Tant pis pour les cascades qu'elle aurait à franchir dans le noir ou les goulots étroits et terrifiants où elle devrait ramper. Elle avança à quatre pattes dans l'obscurité, en suivant l'eau. À trois reprises, elle glissa dans une cataracte, mais chaque fois, cela se terminait dans un lac d'eau profonde, froide certes, mais qui lui permettait de revenir à la surface sans se blesser.

Épuisée, affamée, elle nageait dans l'eau froide, puis continuait sa progression debout en tâtonnant dans l'obscurité totale, avançant encore.

Après une heure, deux heures, trois heures peut-être, elle n'en savait trop rien, mais cela lui parut très long, elle aperçut une vague lueur. Cette lueur grandit et lui montra une fissure par où la rivière passait. Elle s'y précipita et sortit enfin, délivrée de son enfer.

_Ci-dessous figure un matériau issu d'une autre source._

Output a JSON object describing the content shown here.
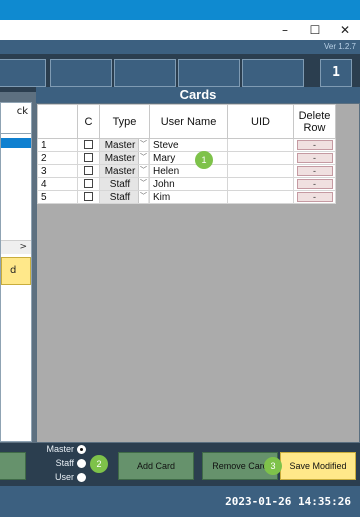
{
  "window": {
    "min": "–",
    "max": "☐",
    "close": "✕",
    "version": "Ver 1.2.7"
  },
  "tabs": {
    "page_indicator": "1"
  },
  "left_panel": {
    "header": "ck",
    "scroll_arrow": ">",
    "yellow_label": "d"
  },
  "cards": {
    "title": "Cards",
    "columns": [
      "",
      "C",
      "Type",
      "User Name",
      "UID",
      "Delete\nRow"
    ],
    "rows": [
      {
        "index": "1",
        "type": "Master",
        "user": "Steve",
        "uid": "",
        "delete": "-"
      },
      {
        "index": "2",
        "type": "Master",
        "user": "Mary",
        "uid": "",
        "delete": "-"
      },
      {
        "index": "3",
        "type": "Master",
        "user": "Helen",
        "uid": "",
        "delete": "-"
      },
      {
        "index": "4",
        "type": "Staff",
        "user": "John",
        "uid": "",
        "delete": "-"
      },
      {
        "index": "5",
        "type": "Staff",
        "user": "Kim",
        "uid": "",
        "delete": "-"
      }
    ]
  },
  "controls": {
    "radio": {
      "master": "Master",
      "staff": "Staff",
      "user": "User"
    },
    "add_card": "Add Card",
    "remove_card": "Remove Card",
    "save_modified": "Save Modified",
    "badges": [
      "1",
      "2",
      "3"
    ]
  },
  "status": {
    "datetime": "2023-01-26 14:35:26"
  }
}
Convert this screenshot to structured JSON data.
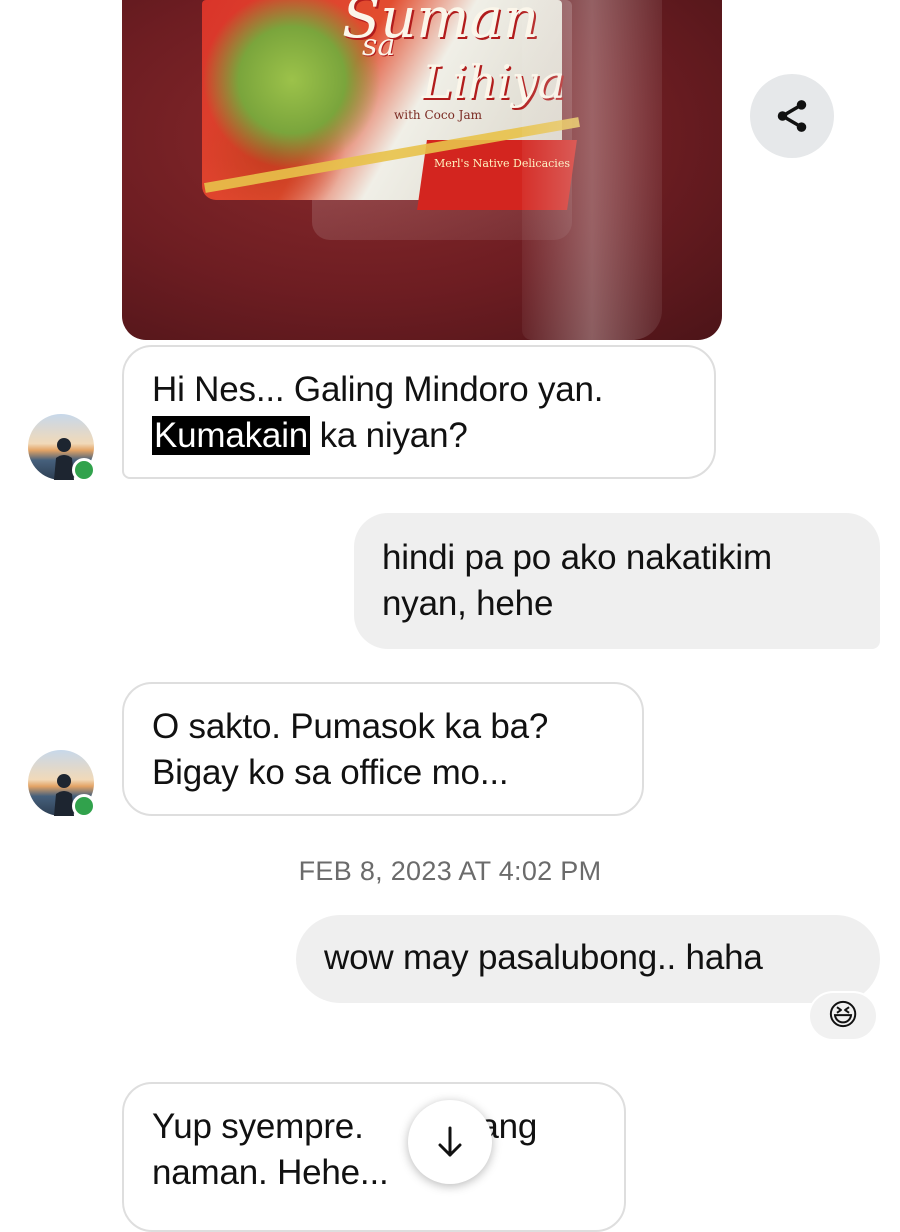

Oui, elle avait réussi.


Aussitôt, elle grimpa dans les rochers, sans grosse difficulté cette fois, et atteignit le plateau. L'immense gouffre était à sa droite. Elle voulait à présent retrouver son sac à dos, mais la nuit la surprit avant qu'elle y arrive.

Le ciel était envahi de nuages. Elle ne vit ni lune, ni étoiles. II faisait trop noir pour avancer. Elle risquait de tomber, de se blesser ou, pire, de dégringoler dans un nouveau gouffre. Alors, elle se coucha entre deux rochers. Elle tenta de dormir là, entre les pierres.

Elle ne dormit quasi pas. Parfois elle s'éveillait, parfois elle somnolait, parfois elle croyait entendre des bruits, des grognements. Rêvait-elle ou était-ce réalité ? Elle n'en savait trop rien.

Le matin la trouva là dans les roches, à moitié endormie, à moitié hébétée.


Christine se redressa. Le matin du sixième jour. Depuis qu'elle était partie, elle avait bu un verre de lait, le premier jour à I'aube. Elle avait mordu une fois dans sa tartine à midi le même jour. Elle avait avalé dix minuscules crevettes. Le reste, elle l'avait vomi.

Titubante de faim, en ce sixième jour, elle marcha vers son sac à dos. Mais une nouvelle déception l'attendait. ll était déchiré, éventré. Quelque lynx ou quelque renard avaient profité de l'aubaine et avait mangé tout ce qu'il contenait.

Mais il y avait deux petites pochettes sur les côtés, bien closes par une fermeture éclair. Christine ouvrit et trouva une orange de chaque côté. Elle saisit son canif et se mit à peler frénétiquement la première et l'avala. En la mangeant, elle pela la seconde et la dévora goulûment. Comme c'était bon! Puis, elle était tellement affamée qu'elle mangea les pelures d'oranges en supplément. Elle se redressa et se traîna le reste de la journée, marchant jusque chez elle.

Quand elle aperçut sa maison, elle poussa un cri. Les parents avaient entamé des recherches, aidés par la police et même par un hélicoptère, que notre amie n'avait pas vu ni entendu passer. Ils sortirent précipitamment et l'accueillirent dans leurs bras. Ils lui donnèrent aussitôt à boire et à manger. Puis ils la lavèrent et la soignèrent.


Christine avait passé six jours, six jours entiers à tenter de survivre et elle avait réussi. Elle était de retour chez elle. Elle avait survécu parce qu'elle avait eu la volonté et le courage de lutter. Une seule fois, un seul soir, elle s'était laissée aller à des pensées de mort, le quatrième jour.

Elle ne se reposa qu'un jour à la maison pour reprendre ses forces. Son ami Mathieu vint lui tenir compagnie et les deux enfants furent très heureux de se retrouver.

Christine émergea vite de son épuisement et se sentit prête pour des nouvelles aventures, mais avec son copain cette fois.

Deux semaines plus tard, elle eut le bonheur d'apprendre qu'elle avait remporté le premier prix du concours de photos: un magnifique vélo.